Rio’s Santa Marta favela has benefited from police protection for two years, but crime control has sometimes been accompanied by abuse, prompting locals to publish a pamphlet outlining their rights.
Police Control, a pocket-sized booklet, was put together by favelados (slum dwellers) and human rights groups, including Amnesty International, and is intended as an instruction manual on constitutional rights and how to behave at police checkpoints.
Written in plain language and chock-full of illustrations, the pamphlet makes clear just what police can and cannot do under the law.
“If a police officer calls you a preto safado [a Portuguese epithet for blacks] he’s committing racial abuse,” or “if he tells you to run without looking back, it’s abuse of power, a crime,” the pamphlet says.
And “if they threaten to beat you to make you talk, it’s torture, also a crime,” it says.

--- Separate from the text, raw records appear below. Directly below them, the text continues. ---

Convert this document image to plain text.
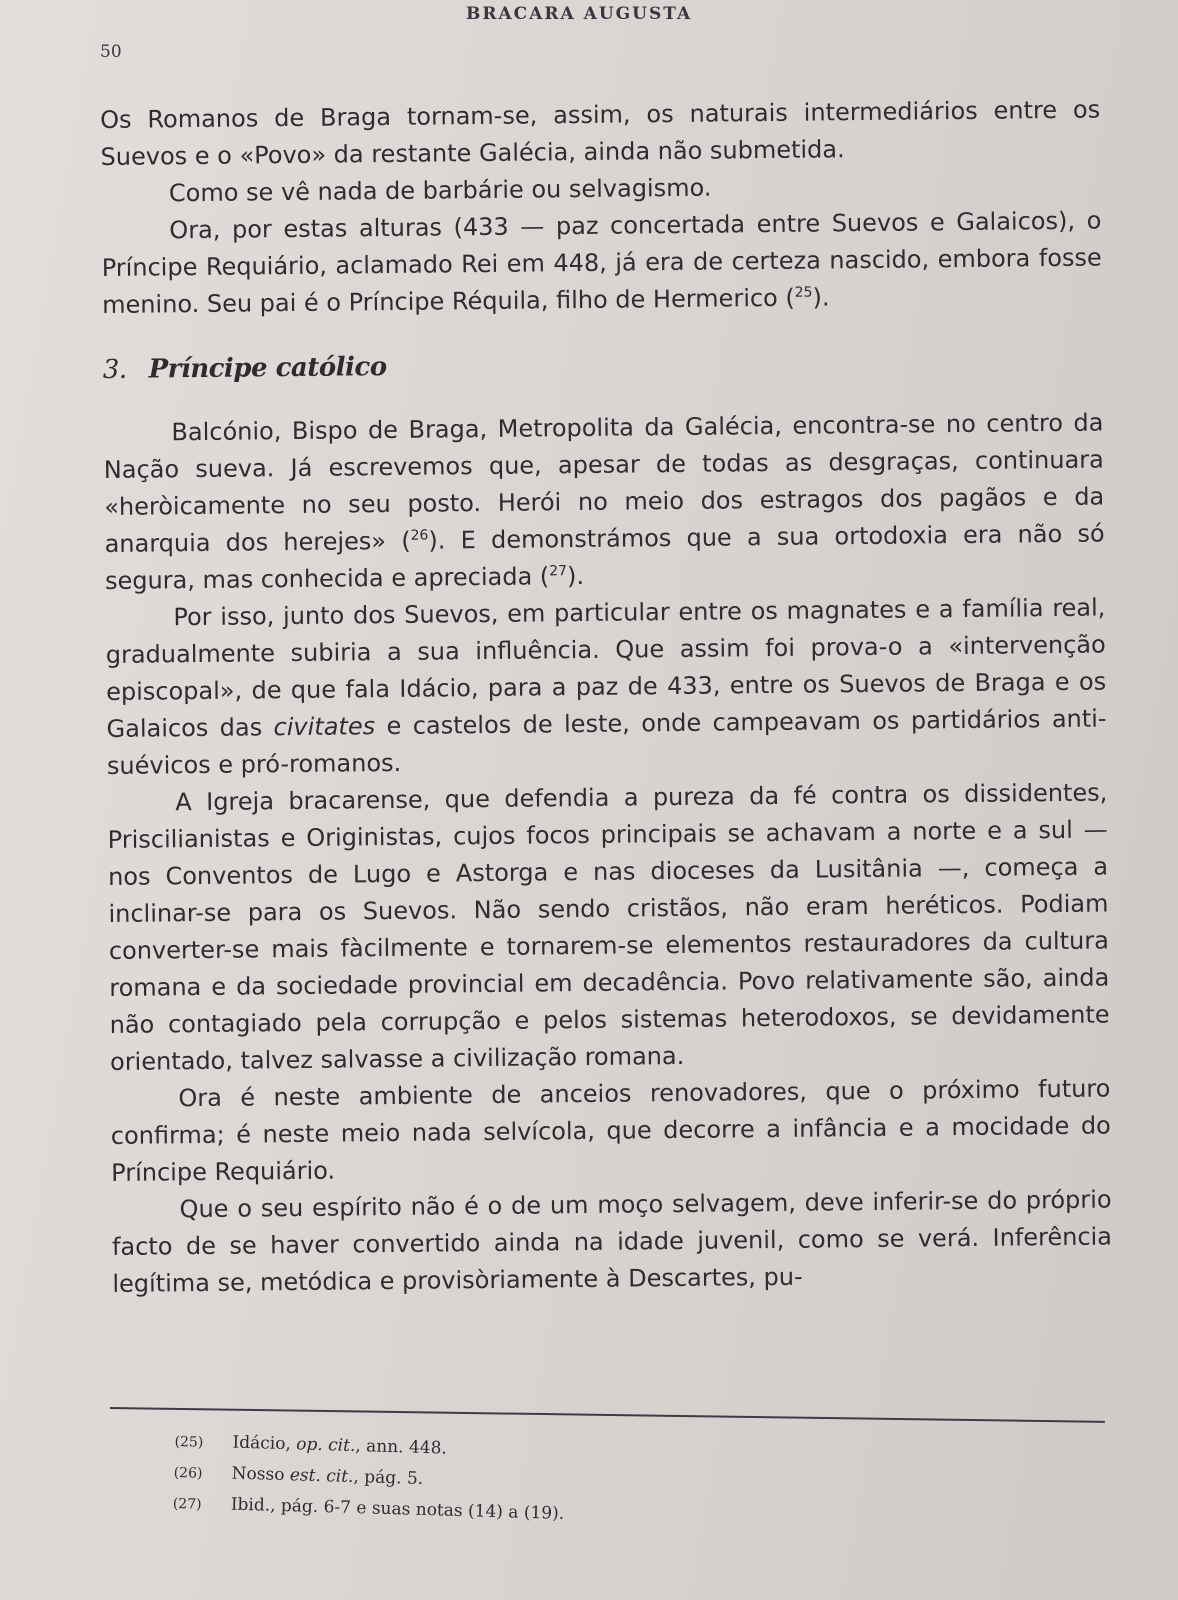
BRACARA AUGUSTA
50

Os Romanos de Braga tornam-se, assim, os naturais intermediários entre os Suevos e o «Povo» da restante Galécia, ainda não submetida.

Como se vê nada de barbárie ou selvagismo.

Ora, por estas alturas (433 — paz concertada entre Suevos e Galaicos), o Príncipe Requiário, aclamado Rei em 448, já era de certeza nascido, embora fosse menino. Seu pai é o Príncipe Réquila, filho de Hermerico ($^{25}$).

3. Príncipe católico

Balcónio, Bispo de Braga, Metropolita da Galécia, encontra-se no centro da Nação sueva. Já escrevemos que, apesar de todas as desgraças, continuara «heròicamente no seu posto. Herói no meio dos estragos dos pagãos e da anarquia dos herejes» ($^{26}$). E demonstrámos que a sua ortodoxia era não só segura, mas conhecida e apreciada ($^{27}$).

Por isso, junto dos Suevos, em particular entre os magnates e a família real, gradualmente subiria a sua influência. Que assim foi prova-o a «intervenção episcopal», de que fala Idácio, para a paz de 433, entre os Suevos de Braga e os Galaicos das civitates e castelos de leste, onde campeavam os partidários anti-suévicos e pró-romanos.

A Igreja bracarense, que defendia a pureza da fé contra os dissidentes, Priscilianistas e Originistas, cujos focos principais se achavam a norte e a sul — nos Conventos de Lugo e Astorga e nas dioceses da Lusitânia —, começa a inclinar-se para os Suevos. Não sendo cristãos, não eram heréticos. Podiam converter-se mais fàcilmente e tornarem-se elementos restauradores da cultura romana e da sociedade provincial em decadência. Povo relativamente são, ainda não contagiado pela corrupção e pelos sistemas heterodoxos, se devidamente orientado, talvez salvasse a civilização romana.

Ora é neste ambiente de anceios renovadores, que o próximo futuro confirma; é neste meio nada selvícola, que decorre a infância e a mocidade do Príncipe Requiário.

Que o seu espírito não é o de um moço selvagem, deve inferir-se do próprio facto de se haver convertido ainda na idade juvenil, como se verá. Inferência legítima se, metódica e provisòriamente à Descartes, pu-

(25) Idácio, op. cit., ann. 448.
(26) Nosso est. cit., pág. 5.
(27) Ibid., pág. 6-7 e suas notas (14) a (19).
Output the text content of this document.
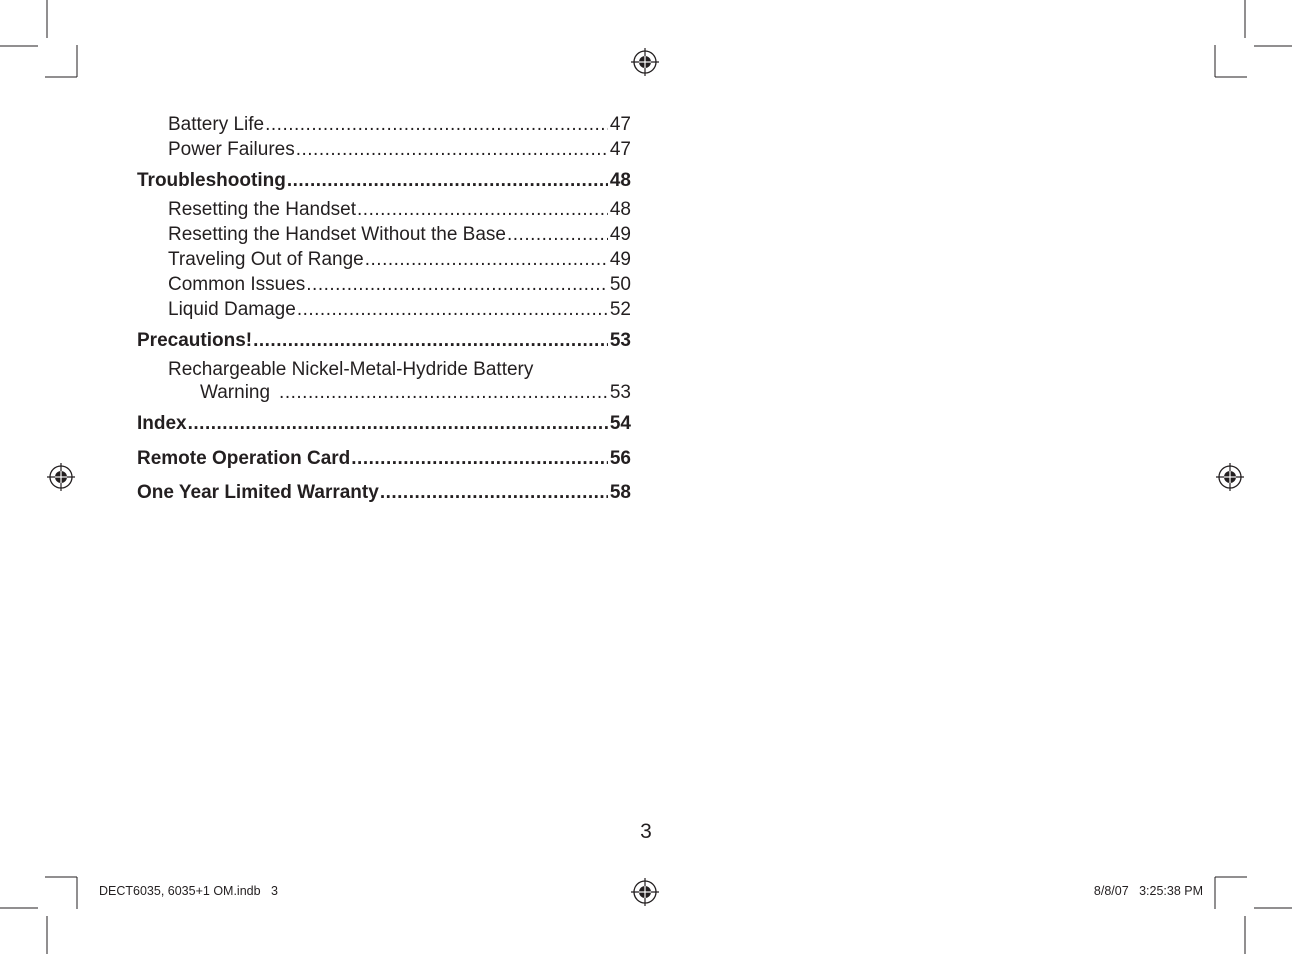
Battery Life .....	47
Power Failures .....	47
Troubleshooting .....	48
Resetting the Handset .....	48
Resetting the Handset Without the Base .....	49
Traveling Out of Range .....	49
Common Issues .....	50
Liquid Damage .....	52
Precautions! .....	53
Rechargeable Nickel-Metal-Hydride Battery
Warning .....	53
Index .....	54
Remote Operation Card .....	56
One Year Limited Warranty .....	58
3
DECT6035, 6035+1 OM.indb   3	8/8/07   3:25:38 PM
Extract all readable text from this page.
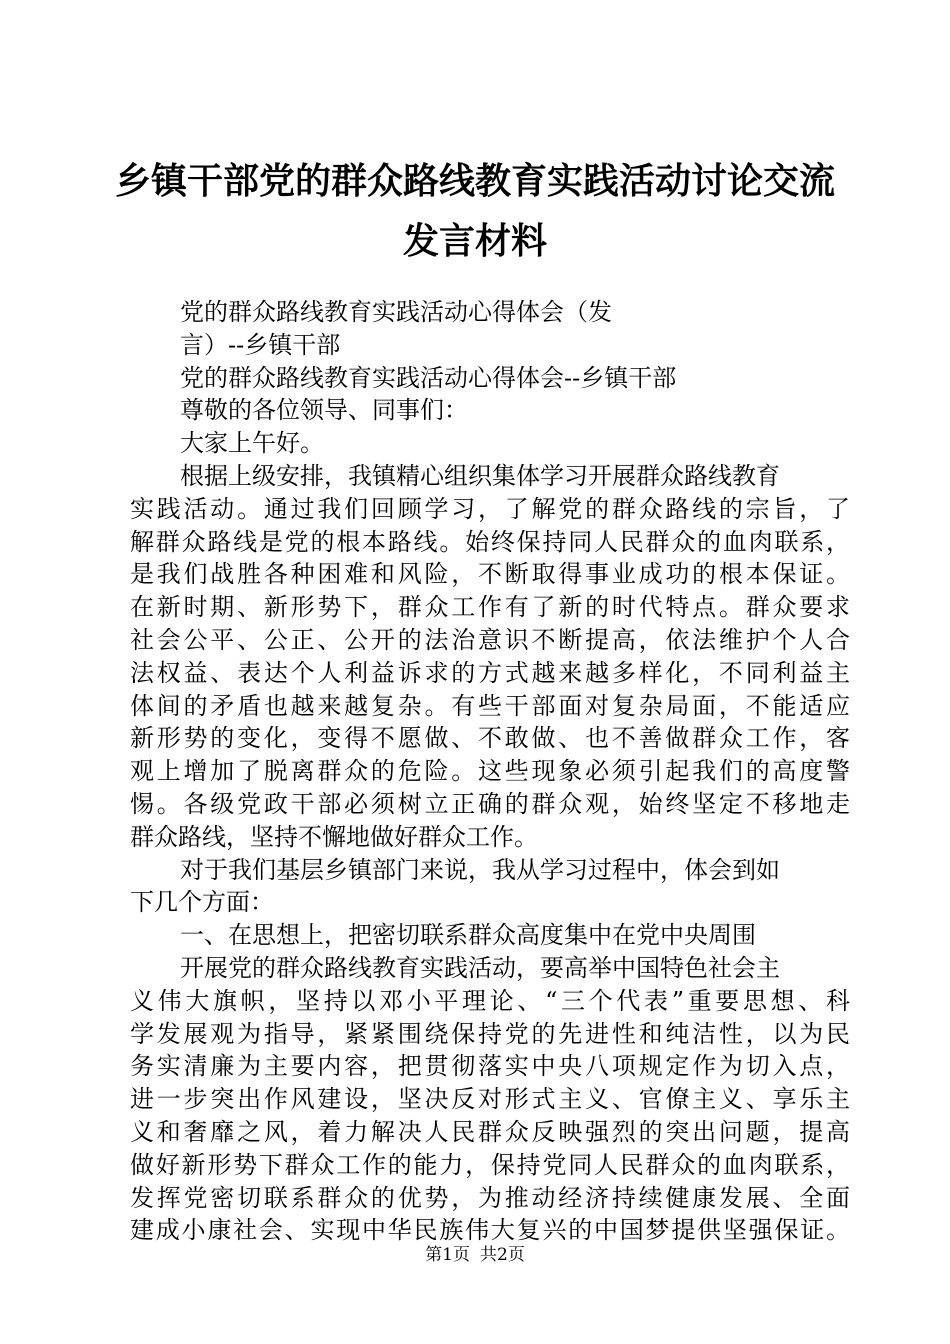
乡镇干部党的群众路线教育实践活动讨论交流
发言材料
党的群众路线教育实践活动心得体会（发
言）--乡镇干部
党的群众路线教育实践活动心得体会--乡镇干部
尊敬的各位领导、同事们：
大家上午好。
根据上级安排，我镇精心组织集体学习开展群众路线教育
实践活动。通过我们回顾学习，了解党的群众路线的宗旨，了
解群众路线是党的根本路线。始终保持同人民群众的血肉联系，
是我们战胜各种困难和风险，不断取得事业成功的根本保证。
在新时期、新形势下，群众工作有了新的时代特点。群众要求
社会公平、公正、公开的法治意识不断提高，依法维护个人合
法权益、表达个人利益诉求的方式越来越多样化，不同利益主
体间的矛盾也越来越复杂。有些干部面对复杂局面，不能适应
新形势的变化，变得不愿做、不敢做、也不善做群众工作，客
观上增加了脱离群众的危险。这些现象必须引起我们的高度警
惕。各级党政干部必须树立正确的群众观，始终坚定不移地走
群众路线，坚持不懈地做好群众工作。
对于我们基层乡镇部门来说，我从学习过程中，体会到如
下几个方面：
一、在思想上，把密切联系群众高度集中在党中央周围
开展党的群众路线教育实践活动，要高举中国特色社会主
义伟大旗帜，坚持以邓小平理论、“三个代表”重要思想、科
学发展观为指导，紧紧围绕保持党的先进性和纯洁性，以为民
务实清廉为主要内容，把贯彻落实中央八项规定作为切入点，
进一步突出作风建设，坚决反对形式主义、官僚主义、享乐主
义和奢靡之风，着力解决人民群众反映强烈的突出问题，提高
做好新形势下群众工作的能力，保持党同人民群众的血肉联系，
发挥党密切联系群众的优势，为推动经济持续健康发展、全面
建成小康社会、实现中华民族伟大复兴的中国梦提供坚强保证。
第1页 共2页
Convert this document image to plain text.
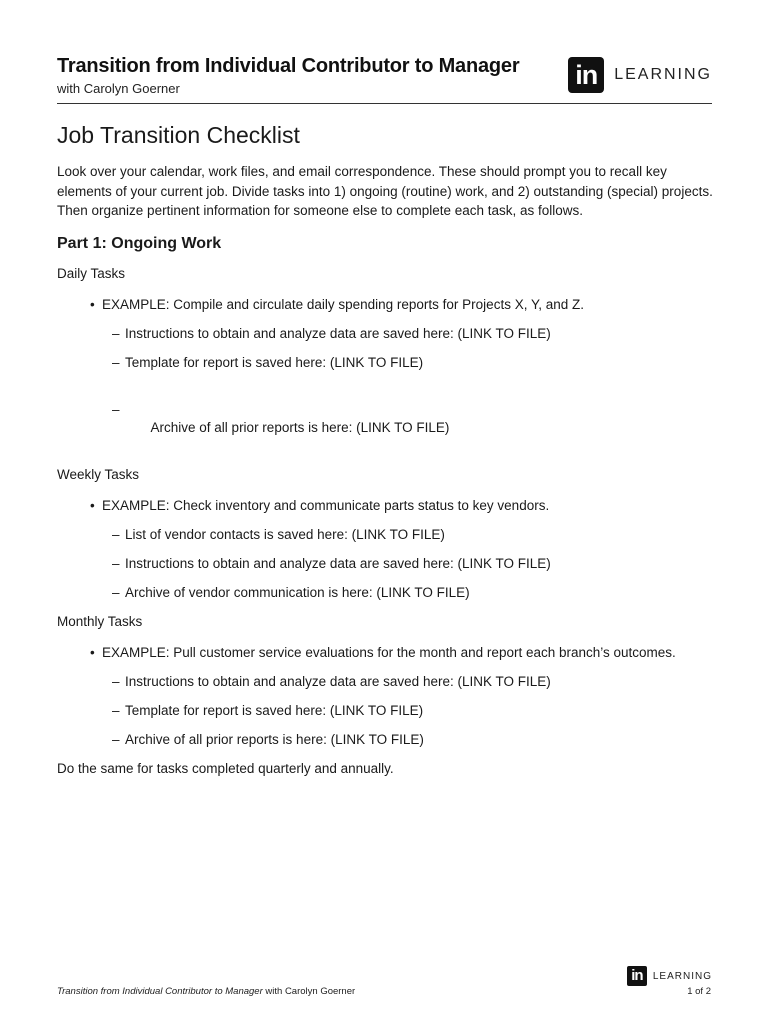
Transition from Individual Contributor to Manager
with Carolyn Goerner	in	LEARNING
Job Transition Checklist

Look over your calendar, work files, and email correspondence. These should prompt you to recall key elements of your current job. Divide tasks into 1) ongoing (routine) work, and 2) outstanding (special) projects. Then organize pertinent information for someone else to complete each task, as follows.

Part 1: Ongoing Work
Daily Tasks
• EXAMPLE: Compile and circulate daily spending reports for Projects X, Y, and Z.
– Instructions to obtain and analyze data are saved here: (LINK TO FILE)
– Template for report is saved here: (LINK TO FILE)

–

Archive of all prior reports is here: (LINK TO FILE)

Weekly Tasks
• EXAMPLE: Check inventory and communicate parts status to key vendors.
– List of vendor contacts is saved here: (LINK TO FILE)
– Instructions to obtain and analyze data are saved here: (LINK TO FILE)
– Archive of vendor communication is here: (LINK TO FILE)
Monthly Tasks
• EXAMPLE: Pull customer service evaluations for the month and report each branch’s outcomes.
– Instructions to obtain and analyze data are saved here: (LINK TO FILE)
– Template for report is saved here: (LINK TO FILE)
– Archive of all prior reports is here: (LINK TO FILE)

Do the same for tasks completed quarterly and annually.

Transition from Individual Contributor to Manager with Carolyn Goerner
in	LEARNING
1 of 2
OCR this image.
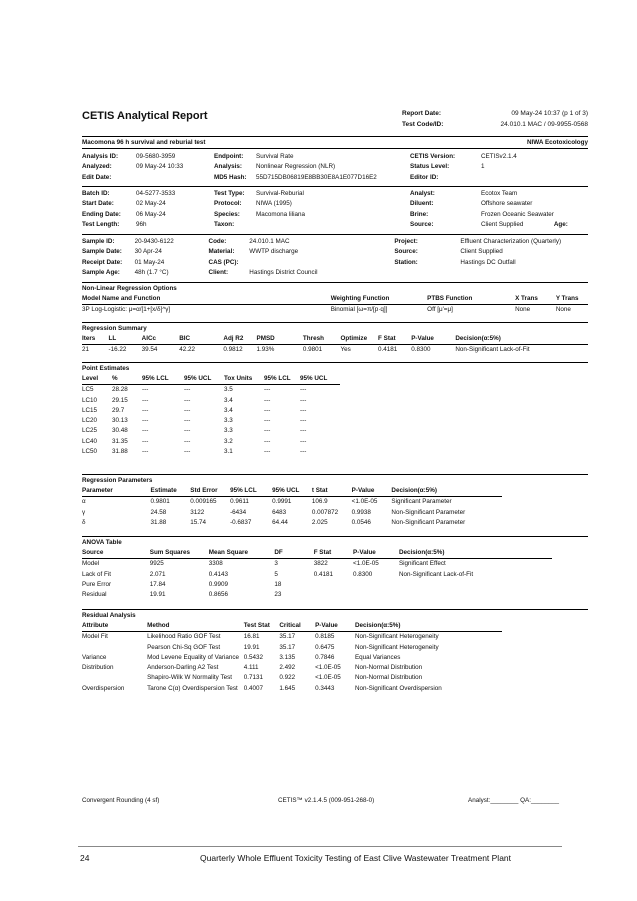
CETIS Analytical Report	Report Date:	09 May-24 10:37 (p 1 of 3)
Test Code/ID:	24.010.1 MAC / 09-9955-0568
Macomona 96 h survival and reburial test	NIWA Ecotoxicology
Analysis ID:	09-5680-3959	Endpoint:	Survival Rate	CETIS Version:	CETISv2.1.4	
Analyzed:	09 May-24 10:33	Analysis:	Nonlinear Regression (NLR)	Status Level:	1	
Edit Date:		MD5 Hash:	55D715DB06819E8BB30E8A1E077D16E2	Editor ID:		
Batch ID:	04-5277-3533	Test Type:	Survival-Reburial	Analyst:	Ecotox Team	
Start Date:	02 May-24	Protocol:	NIWA (1995)	Diluent:	Offshore seawater	
Ending Date:	06 May-24	Species:	Macomona liliana	Brine:	Frozen Oceanic Seawater	
Test Length:	96h	Taxon:		Source:	Client Supplied	Age:
Sample ID:	20-9430-6122	Code:	24.010.1 MAC	Project:	Effluent Characterization (Quarterly)	
Sample Date:	30 Apr-24	Material:	WWTP discharge	Source:	Client Supplied	
Receipt Date:	01 May-24	CAS (PC):		Station:	Hastings DC Outfall	
Sample Age:	48h (1.7 °C)	Client:	Hastings District Council			
Non-Linear Regression Options
Model Name and Function	Weighting Function	PTBS Function	X Trans	Y Trans
3P Log-Logistic: μ=α/[1+[x/δ]^γ]	Binomial [ω=π/[p·q]]	Off [μ'=μ]	None	None
Regression Summary
Iters	LL	AICc	BIC	Adj R2	PMSD	Thresh	Optimize	F Stat	P-Value	Decision(α:5%)
21	-16.22	39.54	42.22	0.9812	1.93%	0.9801	Yes	0.4181	0.8300	Non-Significant Lack-of-Fit
Point Estimates
Level	%	95% LCL	95% UCL	Tox Units	95% LCL	95% UCL
LC5	28.28	---	---	3.5	---	---
LC10	29.15	---	---	3.4	---	---
LC15	29.7	---	---	3.4	---	---
LC20	30.13	---	---	3.3	---	---
LC25	30.48	---	---	3.3	---	---
LC40	31.35	---	---	3.2	---	---
LC50	31.88	---	---	3.1	---	---
Regression Parameters
Parameter	Estimate	Std Error	95% LCL	95% UCL	t Stat	P-Value	Decision(α:5%)
α	0.9801	0.009165	0.9611	0.9991	106.9	<1.0E-05	Significant Parameter
γ	24.58	3122	-6434	6483	0.007872	0.9938	Non-Significant Parameter
δ	31.88	15.74	-0.6837	64.44	2.025	0.0546	Non-Significant Parameter
ANOVA Table
Source	Sum Squares	Mean Square	DF	F Stat	P-Value	Decision(α:5%)
Model	9925	3308	3	3822	<1.0E-05	Significant Effect
Lack of Fit	2.071	0.4143	5	0.4181	0.8300	Non-Significant Lack-of-Fit
Pure Error	17.84	0.9909	18			
Residual	19.91	0.8656	23			
Residual Analysis
Attribute	Method	Test Stat	Critical	P-Value	Decision(α:5%)
Model Fit	Likelihood Ratio GOF Test	16.81	35.17	0.8185	Non-Significant Heterogeneity
	Pearson Chi-Sq GOF Test	19.91	35.17	0.6475	Non-Significant Heterogeneity
Variance	Mod Levene Equality of Variance	0.5432	3.135	0.7846	Equal Variances
Distribution	Anderson-Darling A2 Test	4.111	2.492	<1.0E-05	Non-Normal Distribution
	Shapiro-Wilk W Normality Test	0.7131	0.922	<1.0E-05	Non-Normal Distribution
Overdispersion	Tarone C(α) Overdispersion Test	0.4007	1.645	0.3443	Non-Significant Overdispersion
Convergent Rounding (4 sf)	CETIS™ v2.1.4.5 (009-951-268-0)	Analyst:________ QA:________
24	Quarterly Whole Effluent Toxicity Testing of East Clive Wastewater Treatment Plant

“For people like us, who are poor, black and subject to police control, this booklet shields us from the ‘worms’ [slang for cops]. Because when they realize we know our rights, they change their tone,” hip-hop star Gas-Pa said at the pamphlet’s unveiling on Thursday in Santa Marta.
“We can’t kid ourselves, the military police [who patrol the favela] were created in 1809 to crush slave revolts and still today, 70.2 percent of the people they kill are African descendants,” the musician said.
Rio de Janeiro state’s Deputy Attorney General for Human Rights Leonardo de Souza Chavez contributed to the pamphlet, which he said stresses that “the downtrodden, the suburban poor understand their citizenship rights.”
“The police must approach the poor as they do any other citizen — there’s still a lot of prejudice thrown at favela dwellers,” he said.
Santa Marta is a showcase for the public security project the government launched in 2008. It is occupied full-time by a “community police” force trained in helping the local population and chasing drug traffickers and other criminals out of the area.
Even so, de Souza said, the people of Santa Marta “still don’t trust the police and there have been reports of abuse of power.”
Precisely because the police have taken over the shantytown, “it’s the right moment to release this pamphlet and prevent such abuse,” said rap-star Fiell, who also attended the unveiling.
“Things are better” in Santa Marta, “but I’ve still seen people here being insulted by police,” said Paulo Henrique, 38, who moved to the favela a year-and-a-half ago when he saw that violence had dropped.
No police were present at Thursday’s unveiling of the pamphlet, which eventually will be distributed throughout all Rio’s slums.
“The police said it would reserve its comments until it has read the pamphlet,” said leftist lawmaker Marcelo Freixo, who spearheaded a congressional investigation into police behavior in the favelas.